Learn.get_preds() argmax gives different result from decoded

Running a unet_learner with fastai v2.5.3 to perform segmentation, I noticed that when running learn.get_preds(with_decoded=True), the decoded results do not match the argmax of the predicted probabilities.

To demonstrate this, I made a copy of @muellerzr 's Binary Segmentation notebook. You can see the output here.

As seen in the notebook, at about 6% of pixels, torch.argmax yields a different result from the decoded values. Additionally, the decodes output looks much more like the target mask than the argmax result (see below).

The loss function is just FlattenedLoss of CrossEntropyLoss() and its decodes function is just def decodes(self, x): return x.argmax(dim=self.axis). In other words, it’s not clear to me that the decodes approach is supposed to be behaving differently from just taking the argmax of the predictions.

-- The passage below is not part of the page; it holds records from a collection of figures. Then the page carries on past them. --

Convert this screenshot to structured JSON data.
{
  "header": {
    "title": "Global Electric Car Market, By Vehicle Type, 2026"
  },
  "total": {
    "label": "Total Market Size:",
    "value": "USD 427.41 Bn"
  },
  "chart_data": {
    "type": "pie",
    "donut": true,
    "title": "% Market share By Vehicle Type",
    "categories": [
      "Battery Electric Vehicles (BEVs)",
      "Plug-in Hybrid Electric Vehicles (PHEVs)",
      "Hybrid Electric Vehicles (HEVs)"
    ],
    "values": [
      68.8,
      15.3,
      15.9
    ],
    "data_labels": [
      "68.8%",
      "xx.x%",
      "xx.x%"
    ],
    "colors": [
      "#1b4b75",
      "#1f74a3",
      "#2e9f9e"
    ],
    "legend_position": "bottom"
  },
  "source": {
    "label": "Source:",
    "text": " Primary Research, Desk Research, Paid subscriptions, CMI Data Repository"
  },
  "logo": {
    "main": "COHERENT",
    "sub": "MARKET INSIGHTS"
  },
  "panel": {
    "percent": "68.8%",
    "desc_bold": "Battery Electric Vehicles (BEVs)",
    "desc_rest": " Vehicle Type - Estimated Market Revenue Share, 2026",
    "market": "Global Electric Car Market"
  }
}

I suspect I’m missing something obvious, but figured I’d raise the question here.

Target mask:
image

Decodes mask:
image

Argmax mask:
image

Given the Learner.get_preds documentation, the order of items in the get_preds tuple is not what I expected. When requesting with_decoded and with_input, the tuple that is returned from get_preds is (in order):

  • [0]: truth input (raw image)
  • [1]: prediction probabilities
  • [2]: truth output (the mask used for training)
  • [3]: decoded output (the argmax of the prediction probabilities from index 1)

Therefore, based on this index lookup, the “decodes mask” from my initial question was actually the mask/truth.